The current version of the MIME document (i.e. mime2) says:
The term "character set", wherever it is used in this
document, refers to a unique mapping of a byte stream to
glyphs, a mapping which does not require external profiling
information. For example, bare "ISO 10646" can't be the
charset parameter, because it requires several language
information for the unique mapping to glyphs. However, this
term can refer to multibyte character sets and to extension
techniques such as those used in ISO 2022.
and later:
This RFC specifies the definition of the charset parameter
for the purposes of MIME to be a unique mapping of a byte
stream to glyphs, a mapping which does not require external
profiling information. For example, bare "ISO 10646" can't
be the charset parameter, because it requires several
language information for the unique mapping to glyphs.

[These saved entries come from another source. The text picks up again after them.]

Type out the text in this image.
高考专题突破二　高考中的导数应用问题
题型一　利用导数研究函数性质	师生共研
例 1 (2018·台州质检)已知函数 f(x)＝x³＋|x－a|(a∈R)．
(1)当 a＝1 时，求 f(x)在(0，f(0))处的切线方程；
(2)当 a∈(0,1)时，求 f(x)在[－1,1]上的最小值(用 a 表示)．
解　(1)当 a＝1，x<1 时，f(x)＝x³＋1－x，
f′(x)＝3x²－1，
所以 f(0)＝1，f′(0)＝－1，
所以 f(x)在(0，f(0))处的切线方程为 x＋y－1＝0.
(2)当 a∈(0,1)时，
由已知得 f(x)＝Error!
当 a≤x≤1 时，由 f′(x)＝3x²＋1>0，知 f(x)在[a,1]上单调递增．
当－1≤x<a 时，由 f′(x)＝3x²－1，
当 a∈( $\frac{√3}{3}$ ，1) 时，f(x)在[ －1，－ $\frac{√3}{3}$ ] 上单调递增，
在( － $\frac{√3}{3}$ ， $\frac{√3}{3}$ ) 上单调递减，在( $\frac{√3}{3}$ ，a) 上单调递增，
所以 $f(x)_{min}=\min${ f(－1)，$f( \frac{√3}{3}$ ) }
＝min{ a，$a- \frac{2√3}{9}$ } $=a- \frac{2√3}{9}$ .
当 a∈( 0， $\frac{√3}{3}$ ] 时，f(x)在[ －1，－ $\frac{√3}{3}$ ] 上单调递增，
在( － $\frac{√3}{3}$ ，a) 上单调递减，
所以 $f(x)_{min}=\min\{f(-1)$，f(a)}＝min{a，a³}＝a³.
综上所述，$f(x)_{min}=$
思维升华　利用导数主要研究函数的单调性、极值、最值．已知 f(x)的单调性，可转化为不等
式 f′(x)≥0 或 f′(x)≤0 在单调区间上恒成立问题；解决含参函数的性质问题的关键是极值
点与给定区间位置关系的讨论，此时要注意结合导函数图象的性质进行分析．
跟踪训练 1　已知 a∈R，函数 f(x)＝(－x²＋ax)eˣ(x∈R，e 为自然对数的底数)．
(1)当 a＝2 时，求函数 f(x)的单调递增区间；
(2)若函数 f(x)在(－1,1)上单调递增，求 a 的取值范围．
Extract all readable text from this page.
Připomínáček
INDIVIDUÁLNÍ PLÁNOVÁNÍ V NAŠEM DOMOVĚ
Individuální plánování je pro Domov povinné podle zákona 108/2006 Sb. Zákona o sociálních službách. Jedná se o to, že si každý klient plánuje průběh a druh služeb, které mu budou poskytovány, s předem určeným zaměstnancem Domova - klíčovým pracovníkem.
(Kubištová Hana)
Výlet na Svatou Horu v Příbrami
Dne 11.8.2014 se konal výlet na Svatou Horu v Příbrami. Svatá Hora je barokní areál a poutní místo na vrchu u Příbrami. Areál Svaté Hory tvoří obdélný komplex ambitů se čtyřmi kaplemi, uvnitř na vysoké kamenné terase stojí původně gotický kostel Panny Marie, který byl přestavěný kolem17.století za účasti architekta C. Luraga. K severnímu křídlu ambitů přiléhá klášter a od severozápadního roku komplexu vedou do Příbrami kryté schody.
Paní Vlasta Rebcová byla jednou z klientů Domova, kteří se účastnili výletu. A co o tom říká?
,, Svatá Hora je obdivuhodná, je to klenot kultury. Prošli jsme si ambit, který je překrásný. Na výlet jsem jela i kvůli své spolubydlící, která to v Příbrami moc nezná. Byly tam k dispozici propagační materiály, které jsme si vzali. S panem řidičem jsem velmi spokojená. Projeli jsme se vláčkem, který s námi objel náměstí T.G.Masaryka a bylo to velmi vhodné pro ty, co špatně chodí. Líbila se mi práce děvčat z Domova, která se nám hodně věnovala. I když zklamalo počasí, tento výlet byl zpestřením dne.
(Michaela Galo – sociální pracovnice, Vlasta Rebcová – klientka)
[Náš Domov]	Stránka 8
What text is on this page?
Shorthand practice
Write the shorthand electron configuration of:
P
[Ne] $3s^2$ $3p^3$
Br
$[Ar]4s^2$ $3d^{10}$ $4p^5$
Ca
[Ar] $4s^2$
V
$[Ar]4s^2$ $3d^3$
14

Why has the stuff about bare 10646 been added to the document? As far
as I can see, there was no consensus *at all* concerning this issue on
this mailing list.
The term "glyph" is used exactly 4 times in the whole document, and
all 4 of those occurrences are in the material quoted above, but there
is no definition for this term, nor is there any pointer to a document
that defines the term.
However, I *suspect* that MIME's "charset" parameter is not intended
to indicate which glyphs are being represented in the message. Since
this is only a suspicion of mine, I would like to hear what everybody
else thinks.
There are several ways to write the letter "a", including:
*** ***
* * * *
* * *
**** * *
* * * *
* * * *
*** * **** *
These two are different glyphs, but they are the same character. (The
terms "glyph" and "character" have been the subject of lots of debate,
especially in the ISO/IEC JTC1 SCs 2 and 18, but I *think* everyone
would agree about the above example.)
There seems to be a consensus in this group that us-ascii, iso-8859-1
and iso-2022-jp are MIME "charsets".
The first two, us-ascii and iso-8859-1, are what ISO usually calls
"coded character sets". The last one, iso-2022-jp, is actually a
well-defined combination of 4 coded character sets (typically, only 2
are used in any one message).
So, in my view, a MIME charset is *not* a glyph encoding. Well, what
*is* a charset, then? That's the hard question.
John's suggestion of writing a separate document about the kinds of
things that can be registered with IANA as "charsets" seems OK, but I
can't help thinking it would be nice if there were some guidance in
MIME itself, in much the same way that text subtypes are explained.
We could have some prose that explains the intent of The Three Rules,
and it would be up to IANA whether or not to register a particular
proposal. So far, IANA has not been very strict. I'm not sure
whether that's a good thing, but then it may just be the Internet Way.
Anything can be registered, but to succeed, it has to prove itself in
the field.
Erik